Okay, I didn’t quite manage to get an Automotive Would You Rather last week, but I sort of made a half-hearted promise to a child to do these, so I’m determined to get one done this week, even though I’ve been swamped editing and podcasting and other crap today. But I don’t care, we’re going to do this! Are you feeling ready? Is your cerebrum all lubed up and well-massaged? I don’t want anyone to pull a brain lobe, because I don’t want to be responsible for anyone not being able to conjugate verbs or whatever. All good? Off we go.
You have a friend who works at a particle accelerator, and she invites you over for a tour of the facility. She shows you around the huge ring of the accelerator, and then takes you into her lab, which has a smaller cyclotron whirring away in it. She seizes you by the arm and tells you that she’s on the verge of an incredible discovery, but she needs your help.
She’s found a way, by manipulating the flavor of the quarks in matter or something you didn’t quite catch, where she can adjust the “phase” of matter, to the point where she can selectively cause physical objects to pass through one another. Her eyes are wild and flashing, and you can tell she’s deadly serious about this.
She presses something into your hand. “It’s a suppository,” she says, making you cringe a bit, but she presses on.
She tells you that when you have that suppository in your rectum, you can give it a voice command and it will adjust the flavors of the quarks in anything in direct contact with you so that you can pass through other matter.
You remind her to say it, don’t spray it, but she doesn’t listen. She tells you that in order to keep you from just passing through the surface of the Earth, she had to limit its use to a specific set of parameters, and knowing you like she does, she tweaked it so it can only work when you’re driving, where you can use it to pass through traffic like it just didn’t exist. Because you hate traffic.
That’s right: When you have the suppository in you, you can just say SHIFT PHASE and then you can just drive right through all the other cars, for as long as you want. You can get from Silverlake to LAX in like 12 minutes with this thing! It’s incredible! Just say SHIFT PHASE again to return to your normal matter state.
However, there’s a catch: Nature, she explains, always balances her books. And, the frustration that you feel in traffic is a known and quantitative sort of energy, known by scientists as frustrationic energy. So, it has to be replaced, somehow.
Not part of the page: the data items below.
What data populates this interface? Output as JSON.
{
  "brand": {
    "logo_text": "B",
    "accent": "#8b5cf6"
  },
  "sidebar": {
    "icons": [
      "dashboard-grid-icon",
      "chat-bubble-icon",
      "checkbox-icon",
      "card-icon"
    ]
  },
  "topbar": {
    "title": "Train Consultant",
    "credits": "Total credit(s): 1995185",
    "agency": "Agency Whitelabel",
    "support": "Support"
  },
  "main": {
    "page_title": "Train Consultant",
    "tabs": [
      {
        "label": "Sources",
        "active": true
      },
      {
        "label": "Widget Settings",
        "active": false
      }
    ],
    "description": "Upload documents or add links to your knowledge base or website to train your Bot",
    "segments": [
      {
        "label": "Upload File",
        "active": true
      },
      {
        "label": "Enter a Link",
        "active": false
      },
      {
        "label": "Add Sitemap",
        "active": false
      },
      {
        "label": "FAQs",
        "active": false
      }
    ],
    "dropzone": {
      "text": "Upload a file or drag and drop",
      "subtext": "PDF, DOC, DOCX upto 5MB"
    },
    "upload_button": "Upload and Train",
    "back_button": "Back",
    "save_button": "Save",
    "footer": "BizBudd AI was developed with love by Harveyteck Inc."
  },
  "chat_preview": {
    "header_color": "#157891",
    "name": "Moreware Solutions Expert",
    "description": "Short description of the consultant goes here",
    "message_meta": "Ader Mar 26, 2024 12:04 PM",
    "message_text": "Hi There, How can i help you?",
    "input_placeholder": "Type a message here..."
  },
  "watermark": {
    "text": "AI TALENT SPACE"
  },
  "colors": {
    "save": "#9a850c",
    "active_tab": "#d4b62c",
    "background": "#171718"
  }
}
As a result, for any given amount of time you spend being frustrated in traffic, you need to have an equal amount of frustration energy to replace it. In order to keep things favorable for you from a time standpoint, she has arranged for the most annoying, irritating, smug, biggest assholes she could find to lecture or yell at you once a week to compensate for the frustration you saved by being immune to traffic. By having you encounter colossal assholes, it’ll take less time, because they’ll be so fucking frustrating to listen to. She figures an hour of traffic is equivalent to 15 minutes of listening to some asshole, so it’s about 25% of the traffic time, translated into asshole time.
She already booked Ben Shapiro for a six-month gig lecturing you!
You show up to your local Cars and Coffee, wishing you had a really cool car to bring, when you see someone with something amazing: An Iso Grifo. It’s a really unusual car to show up at your little car meetup, so you strike up a conversation with the owner. He’s a very cool guy, and tells you he has a massive car collection, and is always on the lookout for new cars to buy. In fact, he continues, he has a sort of special club for people, like yourself, with highly discerning car tastes and interests.
You’re interested, of course, because the club sounds incredible. In fact, he lets you know that his club does something special that could even result in you owning pretty much any car you’ve ever wanted!
His intensity is scaring you a little bit at this point, as his eyes are wide, glistening with excitement. He tells you that, yes, he has a sort of kink, one shared with his club of wealthy car collectors. It’s harmless, really, and if you play along, you can have any car you’d like from his or any of the collections of the other club members, or, if they don’t have it, they’ll buy it for you.
You just have to do one thing: Sculpt a rectangular pound cake into a recognizable shape of a particular car using only your mouth. In front of everyone.
That’s right: if you can bite, chew, lick, nibble or whatever a dense, tasty poundcake into a car that is identifiable (and approved) by at least 85% of the members of the club, then you will be presented with the car you represented via pound cake. If not, then you have to eat six entire pound cakes in front of everyone.
Keep in mind nothing is stopping you from practicing at home! And if you want a VW Microbus you’re already halfway there before you take a bite! Though they may demand more detail for that one, because, you know, they kind of get off on this.
So, what Would You Rather? Be able to drive right through traffic any time you want, at the cost of having to listen to an asshole rant bullshit at you, or would you be willing to try to chew a poundcake into your dream car, in front of a bunch of rich weirdos, and if you fail you’ll have to eat way, way too much pound cake? Choose wisely!